Brimming with the voices of dancers who are keen to inspire a younger generation to pursue the arts, as a full-time profession and committed to make it work financially, Bengaluru is also vocal about resisting the culture of paying to perform at a concert.
Equally crucial from the point of view of an artist is the audience. Rukmini Vijayakumar, who has performed at prestigious venues across the world and whose home and heart is her hometown, Bengaluru, says that sharing work with an audience “here is just special because I know they won’t judge me. The eclectic nature of the city also organically manifests in an audience that sometimes walks into a performance with little or no knowledge of the dance form but filled with curiosity and an appetite to engage, without any prejudice or bias.”

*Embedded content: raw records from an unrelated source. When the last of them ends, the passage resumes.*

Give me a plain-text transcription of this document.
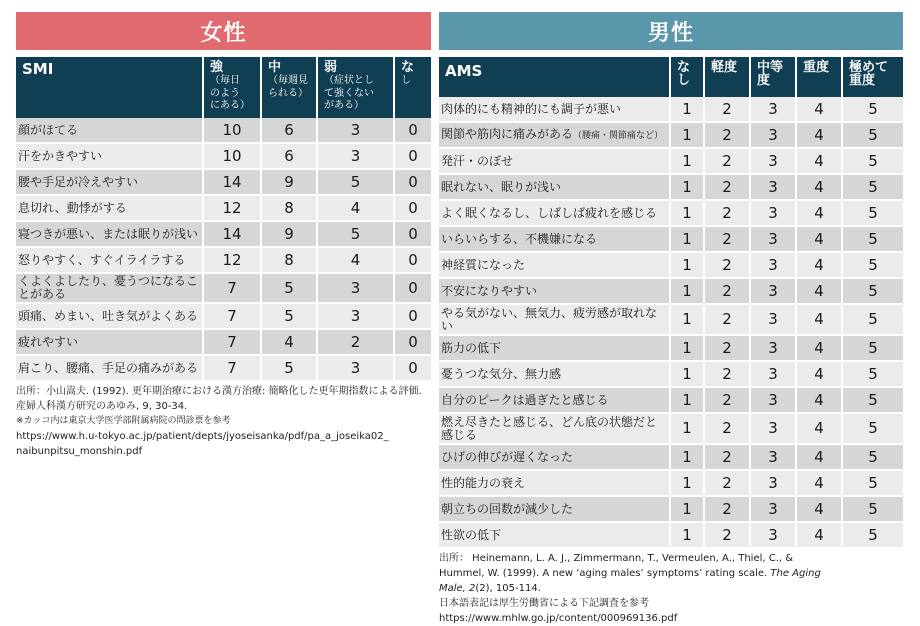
女性
SMI	強
（毎日
のよう
にある）	中
（毎週見
られる）	弱
（症状とし
て強くない
がある）	な
し

顔がほてる	10	6	3	0
汗をかきやすい	10	6	3	0
腰や手足が冷えやすい	14	9	5	0
息切れ、動悸がする	12	8	4	0
寝つきが悪い、または眠りが浅い	14	9	5	0
怒りやすく、すぐイライラする	12	8	4	0
くよくよしたり、憂うつになることがある	7	5	3	0
頭痛、めまい、吐き気がよくある	7	5	3	0
疲れやすい	7	4	2	0
肩こり、腰痛、手足の痛みがある	7	5	3	0
出所：小山嵩夫. (1992). 更年期治療における漢方治療: 簡略化した更年期指数による評価.
産婦人科漢方研究のあゆみ, 9, 30-34.
※カッコ内は東京大学医学部附属病院の問診票を参考
https://www.h.u-tokyo.ac.jp/patient/depts/jyoseisanka/pdf/pa_a_joseika02_
naibunpitsu_monshin.pdf
男性
AMS	な
し	軽度	中等
度	重度	極めて
重度

肉体的にも精神的にも調子が悪い	1	2	3	4	5
関節や筋肉に痛みがある（腰痛・関節痛など）	1	2	3	4	5
発汗・のぼせ	1	2	3	4	5
眠れない、眠りが浅い	1	2	3	4	5
よく眠くなるし、しばしば疲れを感じる	1	2	3	4	5
いらいらする、不機嫌になる	1	2	3	4	5
神経質になった	1	2	3	4	5
不安になりやすい	1	2	3	4	5
やる気がない、無気力、疲労感が取れない	1	2	3	4	5
筋力の低下	1	2	3	4	5
憂うつな気分、無力感	1	2	3	4	5
自分のピークは過ぎたと感じる	1	2	3	4	5
燃え尽きたと感じる、どん底の状態だと感じる	1	2	3	4	5
ひげの伸びが遅くなった	1	2	3	4	5
性的能力の衰え	1	2	3	4	5
朝立ちの回数が減少した	1	2	3	4	5
性欲の低下	1	2	3	4	5
出所： Heinemann, L. A. J., Zimmermann, T., Vermeulen, A., Thiel, C., &
Hummel, W. (1999). A new ‘aging males’ symptoms’ rating scale. The Aging
Male, 2(2), 105-114.
日本語表記は厚生労働省による下記調査を参考
https://www.mhlw.go.jp/content/000969136.pdf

Shruti Gopal, a Bharatanatyam dancer-choreographer-teacher, who runs the Upadhye School of Dance with her husband, Parshwanath Upadhye, also a well-known dancer, takes pride in Bengaluru’s Bharatanatyam culture. “We are really a world of our own,” Shruti says, “Growing up, learning dance under my guru, Padmini Ramchandran, a student of Vazhuvoor Ramiah Pillai, I always watched how she consistently pushed the creative envelope within the traditional framework. I still remember how she created a production inspired entirely by Bengali paintings and another one on Jesus that I was also a part of. I think our—and I mean, dancers in Bengaluru—box to create and innovate has always been a bit large, a bit open, a bit without boundaries.” Perhaps, the most crucial for any artiste; a box that can breathe, free, masked or otherwise.